April 9, 2018

Court Grants Plaintiff Crossfit’s Motion for Sanctions Due to Defendant’s Bad Faith

by Alan Brooks

In Crossfit, Inc. v. National Strength and Conditioning Association, No. 14cv1191 JLS (KSC), (Dist. Court S.D. California, 2017), the Plaintiff demonstrated the willful nature of Defendant’s actions, warranting sanctions.

CrossFit certifies trainers in fitness and personal training. National Strength and Conditioning Association (“NSCA”) is a nonprofit corporation founded nearly 50 years ago. Both CrossFit and the NSCA generate revenue by credentialing and certifying trainers through their various programs. CrossFit argued in a specific study (the “Devor Study”) that the NSCA published false data regarding CrossFit participants’ injury rates.

After several years of litigation, the NSCA filed a separate suit in state court against CrossFit alleging trade libel, defamation, and unfair business practices. After a contentious discovery period, CrossFit received discovery from the state-court action that appeared to contradict assertions NSCA deponents had made in this action. CrossFit then deposed the NSCA’s Education Coordinator—in the state-court case at which time he admitted that several of the statements in his federal-action declaration, submitted under penalty of perjury, were false. Among the newly discovered documents were some that proved that the NSCA’s Education Coordinator perjured himself, and that there was ill intent behind false information dispersed by NSCA about CrossFit.

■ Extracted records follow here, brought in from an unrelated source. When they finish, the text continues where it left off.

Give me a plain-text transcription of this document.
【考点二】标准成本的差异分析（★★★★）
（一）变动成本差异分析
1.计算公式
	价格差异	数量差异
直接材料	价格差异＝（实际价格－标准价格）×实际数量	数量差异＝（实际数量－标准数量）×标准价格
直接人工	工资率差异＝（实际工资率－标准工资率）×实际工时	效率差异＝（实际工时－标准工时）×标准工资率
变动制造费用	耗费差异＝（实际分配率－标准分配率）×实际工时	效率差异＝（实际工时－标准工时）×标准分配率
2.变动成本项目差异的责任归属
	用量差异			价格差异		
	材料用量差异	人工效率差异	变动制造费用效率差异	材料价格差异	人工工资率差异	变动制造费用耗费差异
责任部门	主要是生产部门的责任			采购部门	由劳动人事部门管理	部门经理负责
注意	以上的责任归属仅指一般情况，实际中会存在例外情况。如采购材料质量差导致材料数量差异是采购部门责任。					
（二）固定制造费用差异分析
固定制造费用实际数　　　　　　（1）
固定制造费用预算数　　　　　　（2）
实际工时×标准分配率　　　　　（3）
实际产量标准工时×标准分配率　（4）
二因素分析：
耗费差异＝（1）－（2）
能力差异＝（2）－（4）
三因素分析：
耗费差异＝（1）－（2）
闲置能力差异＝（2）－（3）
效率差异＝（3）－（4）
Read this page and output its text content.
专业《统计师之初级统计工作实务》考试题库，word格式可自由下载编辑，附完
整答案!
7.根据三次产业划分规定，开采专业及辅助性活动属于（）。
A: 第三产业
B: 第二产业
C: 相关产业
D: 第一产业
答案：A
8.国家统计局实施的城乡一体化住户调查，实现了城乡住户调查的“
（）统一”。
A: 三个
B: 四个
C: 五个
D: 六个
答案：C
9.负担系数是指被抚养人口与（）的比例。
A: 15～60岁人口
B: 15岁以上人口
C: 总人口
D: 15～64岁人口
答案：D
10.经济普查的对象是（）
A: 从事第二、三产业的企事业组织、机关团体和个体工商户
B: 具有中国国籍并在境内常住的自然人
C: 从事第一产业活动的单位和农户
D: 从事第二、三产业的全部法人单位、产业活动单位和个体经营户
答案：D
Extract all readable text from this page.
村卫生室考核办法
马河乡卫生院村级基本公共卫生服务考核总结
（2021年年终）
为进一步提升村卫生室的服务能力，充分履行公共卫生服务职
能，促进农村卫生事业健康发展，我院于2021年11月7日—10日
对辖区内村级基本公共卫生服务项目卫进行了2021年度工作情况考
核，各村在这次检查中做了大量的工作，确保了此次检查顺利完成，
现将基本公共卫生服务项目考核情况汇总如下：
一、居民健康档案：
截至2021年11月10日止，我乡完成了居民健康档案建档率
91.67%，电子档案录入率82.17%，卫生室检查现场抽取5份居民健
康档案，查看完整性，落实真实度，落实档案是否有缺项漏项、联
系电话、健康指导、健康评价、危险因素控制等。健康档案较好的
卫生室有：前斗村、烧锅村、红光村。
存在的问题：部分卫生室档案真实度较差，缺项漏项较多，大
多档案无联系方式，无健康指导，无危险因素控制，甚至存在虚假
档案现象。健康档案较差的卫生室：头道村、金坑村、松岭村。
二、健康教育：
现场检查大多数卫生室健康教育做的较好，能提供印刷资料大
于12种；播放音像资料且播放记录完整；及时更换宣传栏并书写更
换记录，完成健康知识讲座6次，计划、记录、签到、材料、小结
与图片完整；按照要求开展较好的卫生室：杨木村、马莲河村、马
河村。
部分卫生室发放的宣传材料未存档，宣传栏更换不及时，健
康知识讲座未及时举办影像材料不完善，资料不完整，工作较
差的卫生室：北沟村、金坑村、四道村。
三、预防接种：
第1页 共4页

Federal Rule of Civil Procedure 37 authorizes the district court to impose a wide range of sanctions when a party fails to comply with the rules of discovery. However, because dismissal is such a severe remedy it should be imposed only in extreme circumstances, and only where the violation is due to willfulness, bad faith, or fault of the party.

Plaintiff argues that the factors weigh heavily in favor of terminating sanctions. Defendant argues that the NSCA would be irreparably prejudiced by dismissal, and that CrossFit is not truly prejudiced because the NSCA has agreed to CrossFit utilizing the documents produced in the state court in the federal action, the NSCA has agreed to allow CrossFit to take additional depositions, and the relevant pretrial dates are continued sufficiently to allow CrossFit time to adequately prepare for trial.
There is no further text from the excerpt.